People with diabetes are four times more likely to have a heart attack or stroke. Usually, they have a heart attack at a young age, compared to people without diabetes.

Over time, high blood sugar levels can damage blood vessels in the heart and make them available for more deposits.

People with diabetes are more likely to have other risk factors for heart disease, such as high blood pressure, high cholesterol, or obesity.

Managing your diabetes or diabetes risk is important for preventing heart disease. This can include making positive changes to your diet and body and often involves taking medication to lower your blood sugar levels.

 

 

4-Depression :

 

 

Mental health includes conditions such as anxiety and depression, as well as more severe illnesses such as depressive disorders and bipolar disorder.

Mental health can include other things such as Social isolation Lack of adequate social support, too Workplace pressure.

Studies show that other mental health conditions can increase your risk of having a heart attack. Depression can increase your risk of heart disease as well as smoking and high blood pressure. 

 

5-Other risk factors:

 

Cardiovascular diseases can take many forms: high blood pressure, coronary artery disease, valvular heart disease, stroke, or arrhythmia (irregular heartbeat).

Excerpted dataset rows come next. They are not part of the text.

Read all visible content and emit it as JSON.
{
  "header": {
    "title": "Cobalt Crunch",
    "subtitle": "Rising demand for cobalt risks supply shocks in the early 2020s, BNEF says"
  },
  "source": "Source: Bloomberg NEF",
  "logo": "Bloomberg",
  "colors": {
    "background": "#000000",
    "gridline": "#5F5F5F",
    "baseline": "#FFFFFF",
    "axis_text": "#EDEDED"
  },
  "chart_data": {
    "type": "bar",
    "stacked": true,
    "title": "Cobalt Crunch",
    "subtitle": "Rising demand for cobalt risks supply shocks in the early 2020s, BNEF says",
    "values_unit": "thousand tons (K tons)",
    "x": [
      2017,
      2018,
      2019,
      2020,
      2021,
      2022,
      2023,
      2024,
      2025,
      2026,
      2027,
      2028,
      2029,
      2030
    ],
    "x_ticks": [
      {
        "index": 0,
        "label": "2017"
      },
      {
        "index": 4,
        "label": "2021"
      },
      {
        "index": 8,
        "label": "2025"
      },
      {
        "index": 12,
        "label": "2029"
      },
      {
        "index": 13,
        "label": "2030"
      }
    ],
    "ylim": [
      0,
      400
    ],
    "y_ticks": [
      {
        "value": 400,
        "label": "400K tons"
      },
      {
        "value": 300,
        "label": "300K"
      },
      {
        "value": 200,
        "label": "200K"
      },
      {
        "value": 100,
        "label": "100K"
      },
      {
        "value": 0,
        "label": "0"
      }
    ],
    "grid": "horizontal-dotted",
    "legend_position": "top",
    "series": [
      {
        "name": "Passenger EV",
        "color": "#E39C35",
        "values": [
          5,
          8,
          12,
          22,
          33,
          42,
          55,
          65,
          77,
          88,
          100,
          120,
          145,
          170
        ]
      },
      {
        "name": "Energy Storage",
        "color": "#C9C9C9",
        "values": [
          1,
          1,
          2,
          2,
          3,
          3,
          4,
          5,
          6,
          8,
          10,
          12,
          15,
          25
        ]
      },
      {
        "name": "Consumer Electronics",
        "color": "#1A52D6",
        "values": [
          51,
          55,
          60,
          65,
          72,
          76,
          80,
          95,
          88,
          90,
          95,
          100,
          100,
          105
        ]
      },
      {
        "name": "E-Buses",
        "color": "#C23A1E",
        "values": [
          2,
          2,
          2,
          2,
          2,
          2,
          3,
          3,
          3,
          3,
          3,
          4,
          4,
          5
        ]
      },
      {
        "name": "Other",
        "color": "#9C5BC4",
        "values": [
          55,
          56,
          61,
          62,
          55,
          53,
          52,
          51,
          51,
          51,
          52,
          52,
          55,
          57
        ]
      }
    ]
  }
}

According to the World Health Organization, heart disease causes more than 17 million deaths in the world each year and accounts for half of all deaths in the United States.

Cancer, the second largest killer, accounts for more than half of all deaths. In the United States, over 80 million Americans have some form of heart disease.

But thanks to numerous studies involving thousands of patients, researchers have identified some factors that may play important roles in a person’s risk of heart disease.

 

These are called risk factors. Risk factors can be divided into two categories: major and contributing. Providing risk factors is associated with an increased risk of heart disease.

The more risk factors you have, the more likely you are to have heart disease. Some risk factors may be altered, treated, or modified, and some may not.

But by controlling as many risk factors as possible through lifestyle changes, medications, or both, you can reduce your risk of heart disease.